Wednesday, May 4, 2011

Sunday, April 24, 2011

been ill

Flu, fever, colds, cough, dizziness, sore throat, head and body ache for the past three days.. 



but I'm all good now.

Sunday, April 17, 2011

Mcdo Balanga 417

Why do I always let sleep, or lack of it, get in the way of my plans?? This fact is starting to worry me a whole lot.. Demmit!





Hayyyyy...

Saturday, April 16, 2011

irony

you
keep me sane



AND 
ridiculously crazy 
AT THE SAME TIME.

thanks!

Thursday, April 14, 2011

the long wait is almost over

One step at a time..




It's all falling into place for me.

Thanks everyone for not giving up. 
That alone made me want to push through.

Tuesday, April 12, 2011

up or down

It's an inexplicable feeling when some people prefer to think like they are having the worst downright depressing time of their life whenever you are around them.

Monday, April 11, 2011

a concrete possibility

I was driving on my way home when I saw a part of my future.



I smiled.

---

Saturday, April 9, 2011

none the wiser?

No. Definitely Not.



I posted this on my Facebook months back. I was stupid to make decisions that directly counter the principles I have adopted. But I know I am definitely wise enough to thrust assertions like this back into my actions.. I humbly accept the fact that at times, I have failed. But I will continue instilling good vibes into my senses. Beneficial ones like the one that follows..

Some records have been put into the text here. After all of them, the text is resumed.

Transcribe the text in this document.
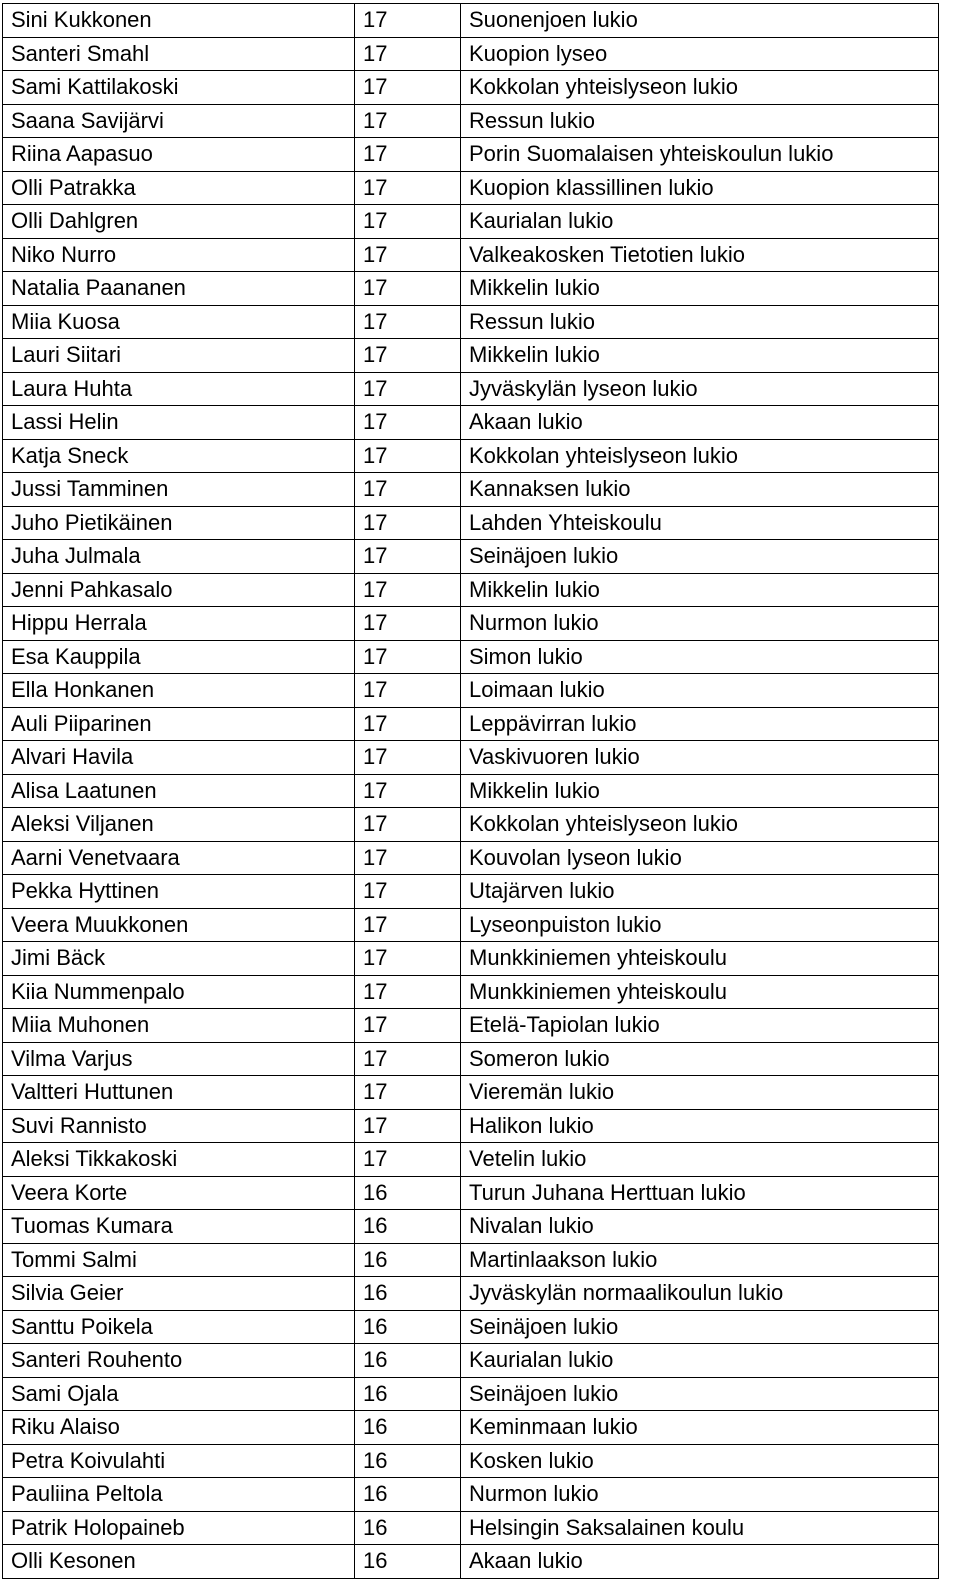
Sini Kukkonen	17	Suonenjoen lukio
Santeri Smahl	17	Kuopion lyseo
Sami Kattilakoski	17	Kokkolan yhteislyseon lukio
Saana Savijärvi	17	Ressun lukio
Riina Aapasuo	17	Porin Suomalaisen yhteiskoulun lukio
Olli Patrakka	17	Kuopion klassillinen lukio
Olli Dahlgren	17	Kaurialan lukio
Niko Nurro	17	Valkeakosken Tietotien lukio
Natalia Paananen	17	Mikkelin lukio
Miia Kuosa	17	Ressun lukio
Lauri Siitari	17	Mikkelin lukio
Laura Huhta	17	Jyväskylän lyseon lukio
Lassi Helin	17	Akaan lukio
Katja Sneck	17	Kokkolan yhteislyseon lukio
Jussi Tamminen	17	Kannaksen lukio
Juho Pietikäinen	17	Lahden Yhteiskoulu
Juha Julmala	17	Seinäjoen lukio
Jenni Pahkasalo	17	Mikkelin lukio
Hippu Herrala	17	Nurmon lukio
Esa Kauppila	17	Simon lukio
Ella Honkanen	17	Loimaan lukio
Auli Piiparinen	17	Leppävirran lukio
Alvari Havila	17	Vaskivuoren lukio
Alisa Laatunen	17	Mikkelin lukio
Aleksi Viljanen	17	Kokkolan yhteislyseon lukio
Aarni Venetvaara	17	Kouvolan lyseon lukio
Pekka Hyttinen	17	Utajärven lukio
Veera Muukkonen	17	Lyseonpuiston lukio
Jimi Bäck	17	Munkkiniemen yhteiskoulu
Kiia Nummenpalo	17	Munkkiniemen yhteiskoulu
Miia Muhonen	17	Etelä-Tapiolan lukio
Vilma Varjus	17	Someron lukio
Valtteri Huttunen	17	Vieremän lukio
Suvi Rannisto	17	Halikon lukio
Aleksi Tikkakoski	17	Vetelin lukio
Veera Korte	16	Turun Juhana Herttuan lukio
Tuomas Kumara	16	Nivalan lukio
Tommi Salmi	16	Martinlaakson lukio
Silvia Geier	16	Jyväskylän normaalikoulun lukio
Santtu Poikela	16	Seinäjoen lukio
Santeri Rouhento	16	Kaurialan lukio
Sami Ojala	16	Seinäjoen lukio
Riku Alaiso	16	Keminmaan lukio
Petra Koivulahti	16	Kosken lukio
Pauliina Peltola	16	Nurmon lukio
Patrik Holopaineb	16	Helsingin Saksalainen koulu
Olli Kesonen	16	Akaan lukio
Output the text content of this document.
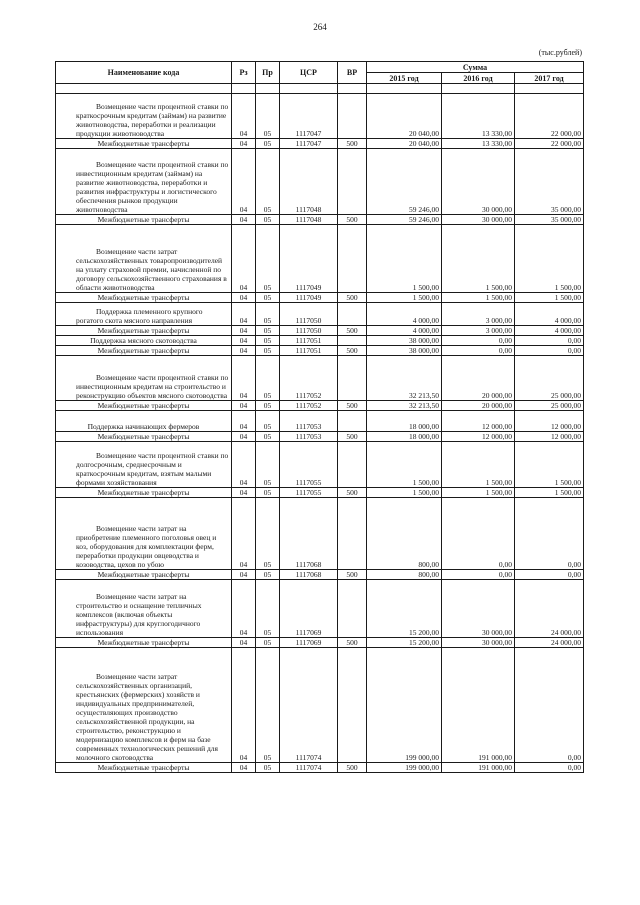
264
(тыс.рублей)
Наименование кода	Рз	Пр	ЦСР	ВР	Сумма		
					2015 год	2016 год	2017 год

Возмещение части процентной ставки по краткосрочным кредитам (займам) на развитие животноводства, переработки и реализации продукции животноводства	04	05	1117047		20 040,00	13 330,00	22 000,00
Межбюджетные трансферты	04	05	1117047	500	20 040,00	13 330,00	22 000,00
Возмещение части процентной ставки по инвестиционным кредитам (займам) на развитие животноводства, переработки и развития инфраструктуры и логистического обеспечения рынков продукции животноводства	04	05	1117048		59 246,00	30 000,00	35 000,00
Межбюджетные трансферты	04	05	1117048	500	59 246,00	30 000,00	35 000,00
Возмещение части затрат сельскохозяйственных товаропроизводителей на уплату страховой премии, начисленной по договору сельскохозяйственного страхования в области животноводства	04	05	1117049		1 500,00	1 500,00	1 500,00
Межбюджетные трансферты	04	05	1117049	500	1 500,00	1 500,00	1 500,00
Поддержка племенного крупного рогатого скота мясного направления	04	05	1117050		4 000,00	3 000,00	4 000,00
Межбюджетные трансферты	04	05	1117050	500	4 000,00	3 000,00	4 000,00
Поддержка мясного скотоводства	04	05	1117051		38 000,00	0,00	0,00
Межбюджетные трансферты	04	05	1117051	500	38 000,00	0,00	0,00
Возмещение части процентной ставки по инвестиционным кредитам на строительство и реконструкцию объектов мясного скотоводства	04	05	1117052		32 213,50	20 000,00	25 000,00
Межбюджетные трансферты	04	05	1117052	500	32 213,50	20 000,00	25 000,00
Поддержка начинающих фермеров	04	05	1117053		18 000,00	12 000,00	12 000,00
Межбюджетные трансферты	04	05	1117053	500	18 000,00	12 000,00	12 000,00
Возмещение части процентной ставки по долгосрочным, среднесрочным и краткосрочным кредитам, взятым малыми формами хозяйствования	04	05	1117055		1 500,00	1 500,00	1 500,00
Межбюджетные трансферты	04	05	1117055	500	1 500,00	1 500,00	1 500,00
Возмещение части затрат на приобретение племенного поголовья овец и коз, оборудования для комплектации ферм, переработки продукции овцеводства и козоводства, цехов по убою	04	05	1117068		800,00	0,00	0,00
Межбюджетные трансферты	04	05	1117068	500	800,00	0,00	0,00
Возмещение части затрат на строительство и оснащение тепличных комплексов (включая объекты инфраструктуры) для круглогодичного использования	04	05	1117069		15 200,00	30 000,00	24 000,00
Межбюджетные трансферты	04	05	1117069	500	15 200,00	30 000,00	24 000,00
Возмещение части затрат сельскохозяйственных организаций, крестьянских (фермерских) хозяйств и индивидуальных предпринимателей, осуществляющих производство сельскохозяйственной продукции, на строительство, реконструкцию и модернизацию комплексов и ферм на базе современных технологических решений для молочного скотоводства	04	05	1117074		199 000,00	191 000,00	0,00
Межбюджетные трансферты	04	05	1117074	500	199 000,00	191 000,00	0,00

You will always be sorrowful if all you see in other people are the things that made them hurt you. Reel in new faith, not everything in this world is all cruel and evil.

I need to step up. I need to get back on my feet (for the nth time). I need to dig deeper for I must regain the composure I have so determinedly built for quite a long time. I must not let new revelations get the best of whatever safeguards I have established for myself. However unthinkable the thoughts of these wretched characters maybe, however ridiculous some people would purposely make me seem like. I will not budge again. I will no longer give in. I will be sturdy for being the one who has control over my ideologies signifies the prudence of being the one who has the power to positively manipulate everything in my path and figuratively emancipate anything under my wings.

..

i've had enough of not having you

Nine (9) fucking months.

You've been gone for far too long.

I miss you..

I'm DYING to see you..

I don't know if I can wait any longer..



I want you back.

NOW.

make the most out of it

We are the only ones who can 
provide the cure to the bleeding 
our past mistakes have brought upon 
those we consider important. 

Some don't care about this given truth. 

Some make this their goal in life. 

Some of us maybe fortunate enough to 
accomplish such cases of healing. 

But more often than not, 
some don't even get to have that chance. 

As cliche-ish as it may sound, 
life is really short. 

In a blink of an eye, 
everything that we have, 
within reach or not,
won't matter anymore if the sign spells
T-H-E  E-N-D
for us. 


There will be no more second chances. 

When our journey has reached its conclusion, 
however determined we are to set things right or 
however willful our aims are on 
alleviating the pain we have caused in the past, 
everything proves futile. 

The fact that we don't have 
the power to delay occurrences like these 
makes it all the more complicated for 
such a mission to come to fruition.


Don't just sit there.
Act now.
Make the most out of it.



---

Thursday, April 7, 2011

hurdles ahoy!

It's amazing how life smacks us with almost anything and everything.. Sometimes it brings us astonishing experiences that make us feel like we can shoot for the sky and fly.. But most remembered of all are moments when we seem like we're drowning with sadness and sorrow. 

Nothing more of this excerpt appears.